Eur J Biochem. 1996 Jul 15;239(2):239-47.
- PubMed ID
- 8706726 [ View in PubMed]
- Abstract
Overexpression of membrane-type matrix metalloproteinase (MT-MMP-1) results in the activation of both endogenous and exogenous 72-kDa gelatinase. To understand the effects of MT-MMP-1 on 72-kDa gelatinase activation, we analyzed its expression in human fibroblasts and HT-1080 fibrosarcoma cells. Both cell types expressed the MT-MMP-1 mRNA constitutively at a considerable level and treatment of cells with PMA enhanced the expression about 2-3-fold. Concanavalin A treatment increased MT-MMP-1 mRNA levels in fibroblasts about 4-fold. Induction of MT-MMP-1 by phorbol 12-myristate 13-acetate (PMA) required protein synthesis as shown by cycloheximide inhibition. The induction was also inhibited by dexamethasone. Analysis of MT-MMP-1 mRNA stability using actinomycin D indicated that the half-life was rather long and not affected by PMA, suggesting transcriptional regulation. Only HT-1080 cells had significant 72-kDa gelatinase processing activity after treatment with PMA or concanavalin A, while fibroblasts were virtually negative.
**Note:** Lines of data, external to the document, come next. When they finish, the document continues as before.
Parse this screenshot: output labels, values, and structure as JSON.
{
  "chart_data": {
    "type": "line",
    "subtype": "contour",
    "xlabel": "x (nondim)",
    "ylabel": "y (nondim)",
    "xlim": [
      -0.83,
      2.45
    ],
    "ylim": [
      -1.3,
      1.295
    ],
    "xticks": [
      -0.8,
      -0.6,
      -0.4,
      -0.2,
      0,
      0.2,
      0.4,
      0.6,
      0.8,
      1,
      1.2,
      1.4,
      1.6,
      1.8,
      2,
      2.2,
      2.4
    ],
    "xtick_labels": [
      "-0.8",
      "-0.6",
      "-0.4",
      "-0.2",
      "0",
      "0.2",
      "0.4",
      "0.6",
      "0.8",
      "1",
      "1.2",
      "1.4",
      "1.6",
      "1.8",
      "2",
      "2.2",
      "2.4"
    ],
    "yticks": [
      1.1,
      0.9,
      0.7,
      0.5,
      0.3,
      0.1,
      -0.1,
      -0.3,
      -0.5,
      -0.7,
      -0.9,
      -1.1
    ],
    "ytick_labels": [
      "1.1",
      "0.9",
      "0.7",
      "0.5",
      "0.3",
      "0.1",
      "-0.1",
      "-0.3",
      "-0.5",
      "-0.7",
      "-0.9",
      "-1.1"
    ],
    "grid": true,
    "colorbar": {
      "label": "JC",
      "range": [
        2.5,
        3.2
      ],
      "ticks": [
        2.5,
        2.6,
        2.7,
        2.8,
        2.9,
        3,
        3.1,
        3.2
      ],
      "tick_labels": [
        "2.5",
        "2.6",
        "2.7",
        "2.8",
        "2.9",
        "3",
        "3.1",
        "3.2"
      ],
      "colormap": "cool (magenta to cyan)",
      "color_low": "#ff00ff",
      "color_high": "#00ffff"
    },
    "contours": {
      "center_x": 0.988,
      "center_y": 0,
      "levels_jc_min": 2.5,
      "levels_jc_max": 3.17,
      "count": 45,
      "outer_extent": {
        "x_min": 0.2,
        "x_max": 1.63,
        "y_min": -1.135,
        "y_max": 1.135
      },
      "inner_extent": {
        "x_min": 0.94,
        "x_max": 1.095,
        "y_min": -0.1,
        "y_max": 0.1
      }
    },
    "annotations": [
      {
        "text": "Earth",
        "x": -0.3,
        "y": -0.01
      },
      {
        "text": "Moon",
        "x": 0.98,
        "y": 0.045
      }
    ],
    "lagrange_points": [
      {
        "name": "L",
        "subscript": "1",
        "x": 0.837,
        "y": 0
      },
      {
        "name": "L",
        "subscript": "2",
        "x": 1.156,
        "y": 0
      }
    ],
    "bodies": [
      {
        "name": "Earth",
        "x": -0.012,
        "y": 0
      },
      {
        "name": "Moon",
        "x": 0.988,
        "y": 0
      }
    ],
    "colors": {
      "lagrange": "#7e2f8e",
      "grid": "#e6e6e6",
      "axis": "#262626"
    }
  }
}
Immunoblotting analysis of fibroblast lysates indicated that MT-MMP-1 was present mainly in a 60-kDa form. PMA and concanavalin A caused 2-4-fold increases in its protein levels, while in HT-1080 cells PMA, concanavalin A, or overexpression of MT-MMP-1 did not significantly enhance the level of the 60-kDa protein. Instead, an immunoreactive, proteolytically processed 43-kDa form was observed, and its appearance correlated to 72-kDa gelatinase processing activity. Thus 72-kDa gelatinase activation, while enhanced by MT-MMP-1 expression, needs additional co-operating factors.